やってしまいがちな「自分or他者」というバイナリ思考

誰もが日々健康でいたいと思うものです。ですが、一般的な風邪から、季節性のインフルエンザや、ガンなどの重い病気まで、人間は死ぬまで常に病気にかかる可能性を持っていきています。コロナだって、私達が避けたい病気の一種類であり、誰にでも感染、発症するリスクはあります。それに対してどう考え、どう付き合うかも重要です。

では病気について考えるとき、まず「どうやったら病気にならないか」、そして次の段階として「もしなってしまったらどうするか」という順番に考えていくと思います。このうち「どうやったら病気にかからないか」ということについて、私達は様々な考え方と対処法があって、それを選んでいるはずです。

私は専門家ではないので、あくまで一般的な知識に基づいてしか話ができませんが、それでも多くの人に共通して認識していることとして「健康的な生活習慣」と「衛生管理」が、病気を未然に防ぐ手段であることは間違いないと思います。
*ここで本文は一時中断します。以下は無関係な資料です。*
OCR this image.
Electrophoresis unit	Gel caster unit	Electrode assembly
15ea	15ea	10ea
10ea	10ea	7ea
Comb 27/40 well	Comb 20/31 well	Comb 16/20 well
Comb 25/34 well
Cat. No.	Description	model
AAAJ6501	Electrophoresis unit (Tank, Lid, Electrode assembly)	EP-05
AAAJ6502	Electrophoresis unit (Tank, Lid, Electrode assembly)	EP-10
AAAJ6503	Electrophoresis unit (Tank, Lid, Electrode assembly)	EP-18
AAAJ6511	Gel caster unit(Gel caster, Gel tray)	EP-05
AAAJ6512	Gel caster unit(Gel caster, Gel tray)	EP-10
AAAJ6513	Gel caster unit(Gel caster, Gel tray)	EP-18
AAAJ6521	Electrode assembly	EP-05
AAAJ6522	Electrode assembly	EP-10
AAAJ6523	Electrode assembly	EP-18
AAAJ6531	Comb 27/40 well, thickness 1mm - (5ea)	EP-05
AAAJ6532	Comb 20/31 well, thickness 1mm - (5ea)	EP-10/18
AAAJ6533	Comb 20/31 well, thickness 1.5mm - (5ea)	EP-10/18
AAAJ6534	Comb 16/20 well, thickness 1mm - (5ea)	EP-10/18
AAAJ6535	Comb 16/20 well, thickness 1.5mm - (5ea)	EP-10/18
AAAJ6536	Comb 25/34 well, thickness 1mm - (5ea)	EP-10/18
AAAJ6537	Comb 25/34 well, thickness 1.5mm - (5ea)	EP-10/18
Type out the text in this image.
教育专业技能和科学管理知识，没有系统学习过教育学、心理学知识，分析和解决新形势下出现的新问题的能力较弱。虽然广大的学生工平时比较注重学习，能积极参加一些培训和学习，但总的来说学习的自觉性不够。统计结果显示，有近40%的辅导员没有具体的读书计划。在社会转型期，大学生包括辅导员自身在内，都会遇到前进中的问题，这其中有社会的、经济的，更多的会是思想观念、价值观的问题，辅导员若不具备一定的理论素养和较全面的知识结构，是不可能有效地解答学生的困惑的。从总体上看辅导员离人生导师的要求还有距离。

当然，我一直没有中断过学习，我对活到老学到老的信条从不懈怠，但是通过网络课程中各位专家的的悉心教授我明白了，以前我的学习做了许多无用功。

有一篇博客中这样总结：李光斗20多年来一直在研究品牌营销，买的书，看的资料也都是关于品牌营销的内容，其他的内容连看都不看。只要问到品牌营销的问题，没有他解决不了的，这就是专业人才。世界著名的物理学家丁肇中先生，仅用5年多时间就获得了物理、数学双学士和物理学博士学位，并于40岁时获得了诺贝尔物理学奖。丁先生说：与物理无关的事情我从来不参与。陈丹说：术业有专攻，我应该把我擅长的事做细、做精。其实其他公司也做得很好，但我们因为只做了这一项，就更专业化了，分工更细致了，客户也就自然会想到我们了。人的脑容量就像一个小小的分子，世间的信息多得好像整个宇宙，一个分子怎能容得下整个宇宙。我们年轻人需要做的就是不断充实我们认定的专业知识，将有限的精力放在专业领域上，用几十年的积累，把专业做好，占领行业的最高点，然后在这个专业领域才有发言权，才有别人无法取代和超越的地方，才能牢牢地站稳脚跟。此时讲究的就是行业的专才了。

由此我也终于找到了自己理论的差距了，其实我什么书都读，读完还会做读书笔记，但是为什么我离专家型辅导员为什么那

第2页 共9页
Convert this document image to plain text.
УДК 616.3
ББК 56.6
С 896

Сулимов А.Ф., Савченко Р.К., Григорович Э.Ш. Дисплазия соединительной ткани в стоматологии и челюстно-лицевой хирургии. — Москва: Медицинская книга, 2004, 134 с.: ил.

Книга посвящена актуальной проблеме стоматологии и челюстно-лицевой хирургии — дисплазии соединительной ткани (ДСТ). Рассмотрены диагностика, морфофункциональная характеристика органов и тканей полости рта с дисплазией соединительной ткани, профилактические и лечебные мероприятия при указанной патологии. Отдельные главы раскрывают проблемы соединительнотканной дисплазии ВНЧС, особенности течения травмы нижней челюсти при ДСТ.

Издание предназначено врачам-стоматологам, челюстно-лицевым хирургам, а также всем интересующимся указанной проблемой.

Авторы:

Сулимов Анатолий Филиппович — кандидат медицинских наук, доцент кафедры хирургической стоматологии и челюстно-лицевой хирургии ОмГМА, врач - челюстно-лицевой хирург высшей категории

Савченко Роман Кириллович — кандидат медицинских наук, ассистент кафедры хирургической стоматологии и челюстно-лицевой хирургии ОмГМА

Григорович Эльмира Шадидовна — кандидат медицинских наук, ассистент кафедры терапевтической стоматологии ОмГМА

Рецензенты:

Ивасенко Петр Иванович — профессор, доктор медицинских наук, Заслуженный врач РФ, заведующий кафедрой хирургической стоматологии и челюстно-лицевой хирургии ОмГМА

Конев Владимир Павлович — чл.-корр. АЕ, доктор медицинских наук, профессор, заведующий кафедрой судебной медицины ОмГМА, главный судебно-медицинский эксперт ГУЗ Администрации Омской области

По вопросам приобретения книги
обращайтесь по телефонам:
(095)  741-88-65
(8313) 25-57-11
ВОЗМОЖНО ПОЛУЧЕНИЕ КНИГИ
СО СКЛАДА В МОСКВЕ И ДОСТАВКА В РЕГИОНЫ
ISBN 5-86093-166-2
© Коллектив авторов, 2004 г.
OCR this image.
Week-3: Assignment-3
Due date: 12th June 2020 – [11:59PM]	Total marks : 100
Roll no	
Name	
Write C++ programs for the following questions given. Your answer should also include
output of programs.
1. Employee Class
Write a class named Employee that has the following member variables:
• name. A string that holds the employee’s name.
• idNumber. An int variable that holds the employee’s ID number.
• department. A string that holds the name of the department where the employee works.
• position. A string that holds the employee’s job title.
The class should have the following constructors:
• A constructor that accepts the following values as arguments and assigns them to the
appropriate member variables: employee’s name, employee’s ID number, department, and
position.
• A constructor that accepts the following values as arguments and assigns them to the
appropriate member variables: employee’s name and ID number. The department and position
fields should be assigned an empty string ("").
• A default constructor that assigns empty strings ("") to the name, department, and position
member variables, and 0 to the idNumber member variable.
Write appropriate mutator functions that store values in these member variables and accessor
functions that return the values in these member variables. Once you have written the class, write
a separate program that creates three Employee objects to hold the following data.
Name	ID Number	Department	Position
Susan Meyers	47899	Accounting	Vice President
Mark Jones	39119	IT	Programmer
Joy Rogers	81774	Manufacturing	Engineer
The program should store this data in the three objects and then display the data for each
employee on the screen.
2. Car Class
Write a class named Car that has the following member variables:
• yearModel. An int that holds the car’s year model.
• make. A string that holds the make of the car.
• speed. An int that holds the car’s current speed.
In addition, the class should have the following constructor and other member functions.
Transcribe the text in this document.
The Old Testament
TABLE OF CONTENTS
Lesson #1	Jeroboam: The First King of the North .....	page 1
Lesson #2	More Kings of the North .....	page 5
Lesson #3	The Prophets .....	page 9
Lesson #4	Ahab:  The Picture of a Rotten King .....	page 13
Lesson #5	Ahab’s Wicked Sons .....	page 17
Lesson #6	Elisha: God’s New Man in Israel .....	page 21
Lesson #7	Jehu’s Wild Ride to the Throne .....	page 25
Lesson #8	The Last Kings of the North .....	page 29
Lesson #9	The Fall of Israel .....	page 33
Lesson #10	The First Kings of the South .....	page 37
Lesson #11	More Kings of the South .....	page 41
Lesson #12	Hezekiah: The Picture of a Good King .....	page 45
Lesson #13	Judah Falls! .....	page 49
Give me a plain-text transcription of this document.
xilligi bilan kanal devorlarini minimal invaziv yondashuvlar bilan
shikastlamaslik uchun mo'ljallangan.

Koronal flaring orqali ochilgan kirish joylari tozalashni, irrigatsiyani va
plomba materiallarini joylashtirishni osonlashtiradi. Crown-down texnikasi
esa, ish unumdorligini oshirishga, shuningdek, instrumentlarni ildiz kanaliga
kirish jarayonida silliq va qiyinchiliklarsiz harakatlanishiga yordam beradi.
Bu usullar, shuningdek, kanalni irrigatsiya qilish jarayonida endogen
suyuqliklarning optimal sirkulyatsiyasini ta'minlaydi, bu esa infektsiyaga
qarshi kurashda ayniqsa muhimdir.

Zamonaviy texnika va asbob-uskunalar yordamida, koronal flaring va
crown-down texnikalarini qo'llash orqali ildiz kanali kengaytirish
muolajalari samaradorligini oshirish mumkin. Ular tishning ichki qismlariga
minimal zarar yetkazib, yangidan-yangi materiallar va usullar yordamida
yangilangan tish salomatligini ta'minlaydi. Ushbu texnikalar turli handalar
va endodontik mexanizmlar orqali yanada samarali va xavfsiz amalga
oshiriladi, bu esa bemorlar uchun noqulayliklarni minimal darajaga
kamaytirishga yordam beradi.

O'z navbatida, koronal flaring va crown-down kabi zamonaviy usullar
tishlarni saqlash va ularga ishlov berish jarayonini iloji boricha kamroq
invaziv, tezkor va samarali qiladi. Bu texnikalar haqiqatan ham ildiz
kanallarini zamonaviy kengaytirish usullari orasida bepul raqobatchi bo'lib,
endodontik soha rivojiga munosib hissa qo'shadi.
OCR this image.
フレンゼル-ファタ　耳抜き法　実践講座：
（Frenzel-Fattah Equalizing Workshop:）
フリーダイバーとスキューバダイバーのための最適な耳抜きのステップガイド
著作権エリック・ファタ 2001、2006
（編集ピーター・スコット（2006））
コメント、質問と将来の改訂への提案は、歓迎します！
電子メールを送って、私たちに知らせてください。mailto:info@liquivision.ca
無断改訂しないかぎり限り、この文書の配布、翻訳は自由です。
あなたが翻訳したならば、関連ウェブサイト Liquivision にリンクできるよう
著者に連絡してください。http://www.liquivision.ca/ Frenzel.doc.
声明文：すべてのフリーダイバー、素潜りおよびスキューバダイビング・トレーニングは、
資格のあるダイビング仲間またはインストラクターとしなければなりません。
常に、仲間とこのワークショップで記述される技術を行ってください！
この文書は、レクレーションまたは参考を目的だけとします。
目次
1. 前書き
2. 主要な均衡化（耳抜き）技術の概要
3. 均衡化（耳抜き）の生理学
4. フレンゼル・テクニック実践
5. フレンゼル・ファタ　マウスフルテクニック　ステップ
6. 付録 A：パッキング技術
「健康的な生活習慣」をしていれば、本来人間には免疫機能があるので、ウィルス性の病気や体の疾患に対してある程度対抗できるはずです。「衛生管理」をしていれば、病気の原因となるものが自分の体に入るのをある程度防げるはずです。

ポイントはこの「ある程度」という部分で、確率的に考えて100%の効果というのは現実的ではありません。どんなに健康的な人でも病気にかかるときはかかるし、逆に不健康かつ不衛生でも病気にかからない人だっています。

そうなったときに、では「病気にかかるのは誰のせいか」ということを考えると、「かかった人のせい」とも言い切れないし、「病気にさせた他者のせい」とも言えません。

ところが、多くの人の心理ではその結論がでず、ついつい「自己責任論」として「かかった人が悪い」というふうに考えがちです。これは、心理学で言う「公正世界仮説」でも説明ができ、つまり「この世界は公正であり、善い行いをする人は報われる」と考えたときの別の側面として「悪いことが起こるのは、その人になにか落ち度があるからだ」と無意識に認識してしまうことだとも言えます。先述のように、どんなに気をつけても病気になる人はいるし、逆にどんなに健康意識が低い日常を過ごしても病気にならない人だっています。

病気は誰だって避けたいものです。そして病気にかかったら、可能な限り回復したい。そのために、政治家や行政や医療関係者やインフラなど、大勢の方々が尽力してくださっているので、一般の人たちは高い水準で健康的な生活を送れています。ただし人間のやることに完璧はないし、病気は常に確率的に発生するものなので、特定の「悪者探し」をすること自体はナンセンスです。まず、自分がどんな生活を送るかをある程度選べる以上は「病気にかかりにくい健康かつ衛生的な生活」をできる限り心がけるべきだし、人が病気になった場合は「一定確率の不運である」という認識を持って接するべきです。世の中の問題は「悪者を見つけて攻撃する」ことで解決するものではない、ということは、人類の歴史の中で何度も悲しい出来事があって、それを証明しています。